Incident Monitor Agent Runtime Guide

Use this page as the first stop when an agent needs to turn a failure, safety signal, operator finding, or recurring runtime issue into governed Incident Monitor evidence.

Incident Monitor is not a shortcut around Tandem governance. It separates intake, triage, route preview, approval, publishing, and receipts so agents can preserve evidence before anything mutates an external destination.

Decision Path

Need	Use	Auth boundary
Check whether Incident Monitor is usable	`GET /incident-monitor/status` or SDK `getStatus()`	Full engine token
Send a manual agent/operator report	`POST /incident-monitor/report` or SDK `report()`	Full engine token
Let CI or an external service report only	`POST /incident-monitor/intake/report`	Scoped intake key
Inspect incidents or drafts	`GET /incident-monitor/incidents`, `GET /incident-monitor/drafts`, or SDK list helpers	Full engine token
See where a draft would publish	`POST /incident-monitor/route-preview` or SDK `previewRoute()` / `preview_route()`	Full engine token
Add triage evidence	`POST /incident-monitor/drafts/{id}/triage-run` or SDK triage helpers	Full engine token
Approve or deny a draft	`POST /incident-monitor/drafts/{id}/approve` or `/deny`	Full engine token plus policy permission
Publish after governance checks	`POST /incident-monitor/drafts/{id}/publish` or SDK publish helpers	Full engine token plus route/destination readiness
Collect governance evidence	authority inventory, posture checks, assessment reports, deployment cards	Full engine token

When in doubt, inspect first.
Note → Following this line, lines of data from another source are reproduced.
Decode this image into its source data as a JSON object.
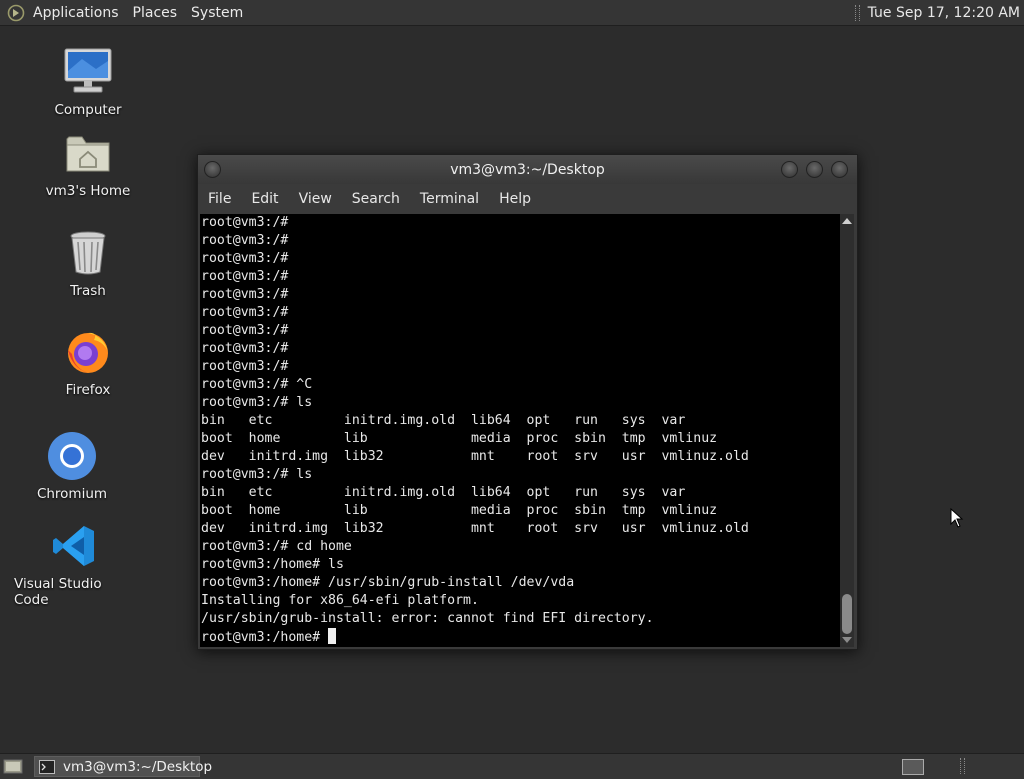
{
  "top_panel": {
    "menus": [
      "Applications",
      "Places",
      "System"
    ],
    "clock": "Tue Sep 17, 12:20 AM"
  },
  "desktop_icons": [
    {
      "label": "Computer",
      "icon": "computer-icon"
    },
    {
      "label": "vm3's Home",
      "icon": "home-folder-icon"
    },
    {
      "label": "Trash",
      "icon": "trash-icon"
    },
    {
      "label": "Firefox",
      "icon": "firefox-icon"
    },
    {
      "label": "Chromium",
      "icon": "chromium-icon"
    },
    {
      "label": "Visual Studio Code",
      "icon": "vscode-icon"
    }
  ],
  "terminal": {
    "title": "vm3@vm3:~/Desktop",
    "menu": [
      "File",
      "Edit",
      "View",
      "Search",
      "Terminal",
      "Help"
    ],
    "lines": [
      "root@vm3:/#",
      "root@vm3:/#",
      "root@vm3:/#",
      "root@vm3:/#",
      "root@vm3:/#",
      "root@vm3:/#",
      "root@vm3:/#",
      "root@vm3:/#",
      "root@vm3:/#",
      "root@vm3:/# ^C",
      "root@vm3:/# ls",
      "bin   etc         initrd.img.old  lib64  opt   run   sys  var",
      "boot  home        lib             media  proc  sbin  tmp  vmlinuz",
      "dev   initrd.img  lib32           mnt    root  srv   usr  vmlinuz.old",
      "root@vm3:/# ls",
      "bin   etc         initrd.img.old  lib64  opt   run   sys  var",
      "boot  home        lib             media  proc  sbin  tmp  vmlinuz",
      "dev   initrd.img  lib32           mnt    root  srv   usr  vmlinuz.old",
      "root@vm3:/# cd home",
      "root@vm3:/home# ls",
      "root@vm3:/home# /usr/sbin/grub-install /dev/vda",
      "Installing for x86_64-efi platform.",
      "/usr/sbin/grub-install: error: cannot find EFI directory."
    ],
    "prompt": "root@vm3:/home# "
  },
  "bottom_panel": {
    "task_label": "vm3@vm3:~/Desktop"
  }
}
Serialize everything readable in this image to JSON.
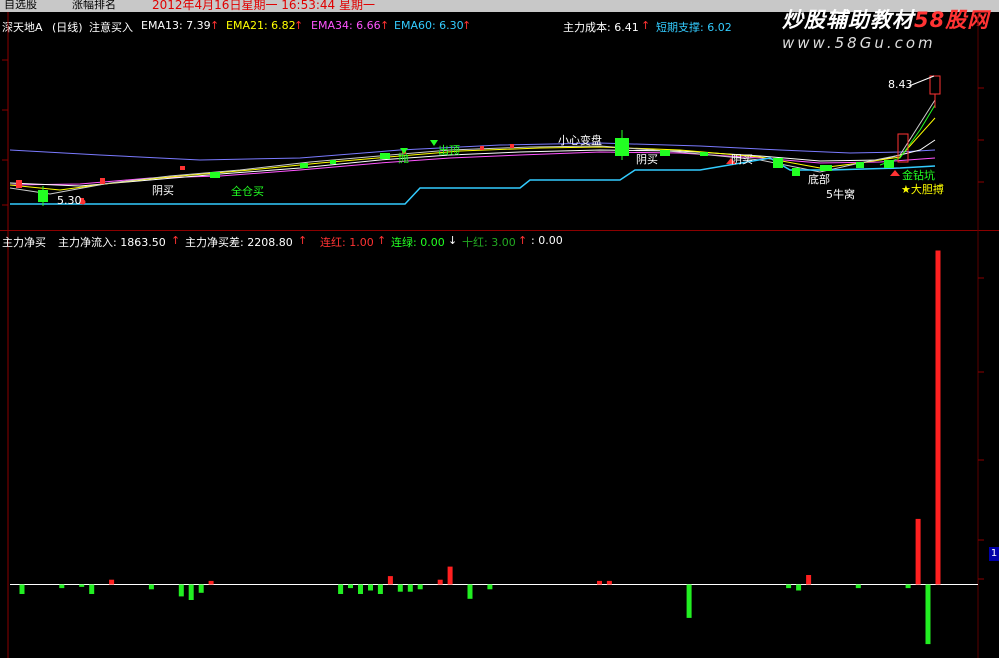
{
  "topbar": {
    "tab1": "自选股",
    "tab2": "涨幅排名",
    "datetime": "2012年4月16日星期一 16:53:44 星期一"
  },
  "watermark": {
    "line1_a": "炒股辅助教材",
    "line1_b": "58股网",
    "line2": "www.58Gu.com"
  },
  "indicator_bar": {
    "title": "深天地A",
    "period": "(日线)",
    "formula": "注意买入",
    "ema13": "EMA13: 7.39",
    "ema21": "EMA21: 6.82",
    "ema34": "EMA34: 6.66",
    "ema60": "EMA60: 6.30",
    "cost": "主力成本: 6.41",
    "support": "短期支撑: 6.02",
    "colors": {
      "ema13": "#ffffff",
      "ema21": "#ffff00",
      "ema34": "#ff55ff",
      "ema60": "#33ccff",
      "cost": "#ffffff",
      "support": "#33ccff"
    }
  },
  "price_chart": {
    "high_label": "8.43",
    "low_label": "5.30",
    "annotations": {
      "sell_top1": "抛",
      "sell_top2": "出顶",
      "caution": "小心变盘",
      "yin_buy1": "阴买",
      "full_buy": "全仓买",
      "yin_buy2": "阴买",
      "yin_buy3": "阴买",
      "bottom": "底部",
      "golden_pit": "5牛窝",
      "gold_pit": "金钻坑",
      "bold_fight": "★大胆搏"
    }
  },
  "flow_bar": {
    "title": "主力净买",
    "inflow": "主力净流入: 1863.50",
    "net_buy": "主力净买差: 2208.80",
    "streak_red": "连红: 1.00",
    "streak_green": "连绿: 0.00",
    "ten_red": "十红: 3.00",
    "extra": ": 0.00"
  },
  "right_axis": {
    "marker": "1"
  },
  "chart_data": {
    "type": "bar",
    "series": [
      {
        "name": "主力净买",
        "values": [
          0,
          -8,
          0,
          0,
          0,
          -3,
          0,
          -2,
          -8,
          0,
          4,
          0,
          0,
          0,
          -4,
          0,
          0,
          -10,
          -13,
          -7,
          3,
          0,
          0,
          0,
          0,
          0,
          0,
          0,
          0,
          0,
          0,
          0,
          0,
          -8,
          -3,
          -8,
          -5,
          -8,
          7,
          -6,
          -6,
          -4,
          0,
          4,
          15,
          0,
          -12,
          0,
          -4,
          0,
          0,
          0,
          0,
          0,
          0,
          0,
          0,
          0,
          0,
          3,
          3,
          0,
          0,
          0,
          0,
          0,
          0,
          0,
          -28,
          0,
          0,
          0,
          0,
          0,
          0,
          0,
          0,
          0,
          -3,
          -5,
          8,
          0,
          0,
          0,
          0,
          -3,
          0,
          0,
          0,
          0,
          -3,
          55,
          -50,
          280
        ]
      }
    ]
  }
}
Reporting creates intake; publishing mutates an external destination.

Safe Agent Sequence

For MCP-connected agents and autonomous runtime clients, use this sequence:

Check readiness with getStatus() or GET /incident-monitor/status.
Identify the source, route tags, tenant/workspace context, and expected destination class.
Use route preview before publish when destination choice matters.
Report or ingest the incident with the narrowest valid credential.
Inspect the draft and run triage before asking to publish.
Require approval for high-risk, external, ambiguous, or policy-sensitive drafts.
Publish only through Incident Monitor, not by calling GitHub, Linear, webhook, memory, telemetry, or MCP destination tools directly.
Confirm the resulting post/receipt includes destination ID, route metadata, status, external URL or ID when available, and evidence digest.
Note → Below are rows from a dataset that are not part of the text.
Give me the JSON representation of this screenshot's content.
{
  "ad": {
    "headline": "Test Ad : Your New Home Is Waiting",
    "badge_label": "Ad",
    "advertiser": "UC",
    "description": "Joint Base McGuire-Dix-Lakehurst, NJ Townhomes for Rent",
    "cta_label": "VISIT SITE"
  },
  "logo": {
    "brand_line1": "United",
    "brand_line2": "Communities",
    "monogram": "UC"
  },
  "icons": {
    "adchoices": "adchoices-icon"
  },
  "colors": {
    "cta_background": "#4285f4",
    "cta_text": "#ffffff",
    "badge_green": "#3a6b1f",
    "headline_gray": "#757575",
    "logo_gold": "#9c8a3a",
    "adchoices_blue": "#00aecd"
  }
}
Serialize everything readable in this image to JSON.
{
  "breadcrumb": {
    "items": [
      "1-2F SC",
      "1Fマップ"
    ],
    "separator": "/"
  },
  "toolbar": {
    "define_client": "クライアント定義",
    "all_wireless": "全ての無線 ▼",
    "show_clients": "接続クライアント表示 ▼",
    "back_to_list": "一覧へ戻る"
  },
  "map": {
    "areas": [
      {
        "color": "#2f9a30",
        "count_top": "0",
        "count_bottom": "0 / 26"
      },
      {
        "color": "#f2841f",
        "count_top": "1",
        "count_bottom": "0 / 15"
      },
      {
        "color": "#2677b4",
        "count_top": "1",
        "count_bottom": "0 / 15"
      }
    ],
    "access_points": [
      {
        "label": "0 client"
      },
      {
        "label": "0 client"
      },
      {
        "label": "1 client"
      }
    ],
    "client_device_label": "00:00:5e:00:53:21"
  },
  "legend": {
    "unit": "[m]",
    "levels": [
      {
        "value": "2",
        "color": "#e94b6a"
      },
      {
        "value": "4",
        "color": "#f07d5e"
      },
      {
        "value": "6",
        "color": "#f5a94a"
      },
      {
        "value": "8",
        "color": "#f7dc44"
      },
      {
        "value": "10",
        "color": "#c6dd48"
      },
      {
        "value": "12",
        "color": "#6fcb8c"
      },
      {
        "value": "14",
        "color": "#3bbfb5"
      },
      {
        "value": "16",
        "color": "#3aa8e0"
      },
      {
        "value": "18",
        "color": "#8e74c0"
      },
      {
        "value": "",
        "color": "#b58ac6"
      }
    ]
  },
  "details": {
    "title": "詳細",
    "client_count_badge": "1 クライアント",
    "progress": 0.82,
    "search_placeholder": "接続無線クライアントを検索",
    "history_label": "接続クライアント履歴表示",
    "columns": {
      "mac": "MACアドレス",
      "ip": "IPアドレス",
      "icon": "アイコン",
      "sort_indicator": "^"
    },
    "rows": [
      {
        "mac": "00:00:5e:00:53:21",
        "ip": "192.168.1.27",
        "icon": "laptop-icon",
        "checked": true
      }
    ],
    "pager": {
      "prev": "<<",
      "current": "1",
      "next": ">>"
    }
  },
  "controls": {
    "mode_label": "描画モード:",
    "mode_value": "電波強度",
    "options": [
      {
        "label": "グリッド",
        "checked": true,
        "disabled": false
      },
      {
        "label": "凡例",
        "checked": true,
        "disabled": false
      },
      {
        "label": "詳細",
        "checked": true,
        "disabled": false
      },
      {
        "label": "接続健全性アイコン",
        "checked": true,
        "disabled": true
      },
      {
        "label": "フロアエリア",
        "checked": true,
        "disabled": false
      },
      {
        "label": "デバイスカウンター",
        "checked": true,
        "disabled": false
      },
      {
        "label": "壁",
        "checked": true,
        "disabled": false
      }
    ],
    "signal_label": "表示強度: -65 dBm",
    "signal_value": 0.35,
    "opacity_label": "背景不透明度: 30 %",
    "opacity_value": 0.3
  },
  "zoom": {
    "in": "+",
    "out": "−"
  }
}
This keeps Tandem as the runtime authority even when the final destination is an MCP tool or another external system.

Auth Boundaries

Credential	Can do	Cannot do
Full engine token	Read status, inspect incidents/drafts/posts, configure routes/destinations, preview routes, run triage, approve/deny, publish, collect governance evidence	Bypass approval, route readiness, destination policy, or audit requirements
Scoped intake key	Submit report-only intake for its configured project/scope	Read files, call tools, inspect incidents/drafts, preview routes, mutate config, create keys, reset log offsets, approve, or publish
MCP destination capability	Execute only when Incident Monitor publishes through an explicitly configured destination	Act as caller auth for an agent, bypass route preview, or replace Tandem approval policy

Scoped intake keys should usually have only incident_monitor:report. Treat them like narrow webhook credentials for incoming evidence, not as general engine credentials.

Runtime Surfaces

Use the highest-level surface that fits the client:

Control Panel: Settings -> Incident Monitor for setup, sources, destinations, routing, safety defaults, route preview, and readiness.
TypeScript SDK: client.incidentMonitor.
Python SDK: client.incident_monitor.
HTTP API: /incident-monitor/* plus /config/incident-monitor.

Compact TypeScript flow:

const status = await client.incidentMonitor.getStatus();
const readiness = status.status?.readiness ?? {};
if (
  status.status?.config?.enabled === false ||
  readiness.config_valid === false ||
  readiness.ingest_ready === false ||
  readiness.runtime_ready === false ||
  readiness.route_preview_ready === false
) {
  throw new Error("Incident Monitor is not ready");
}

const preview = await client.incidentMonitor.previewRoute({
  route_tags: ["runtime-failure"],
  risk_category: "tool_policy",
});

if (preview.blocked_reasons?.length) {
  throw new Error(`Route blocked: ${preview.blocked_reasons.join(", ")}`);
}

await client.incidentMonitor.report({
  title: "Agent run failed during Linear sync",
  detail: "The workflow could not resolve the Linear MCP capability.",
  source: "automation_v2",
  event: "automation_v2.run.failed",
  level: "error",
  route_tags: ["runtime-failure"],
});

const drafts = await client.incidentMonitor.listDrafts({ limit: 10 });
if (drafts.drafts[0]) {
  await client.incidentMonitor.createTriageRun(drafts.drafts[0].draft_id);
}

Compact Python flow:

status = await client.incident_monitor.get_status()
status_row = status.status
readiness = status_row.readiness or {}
if (
    status_row.config
    and status_row.config.enabled is False
) or any(
    readiness.get(key) is False
    for key in ("config_valid", "ingest_ready", "runtime_ready", "route_preview_ready")
):
    raise RuntimeError("Incident Monitor is not ready")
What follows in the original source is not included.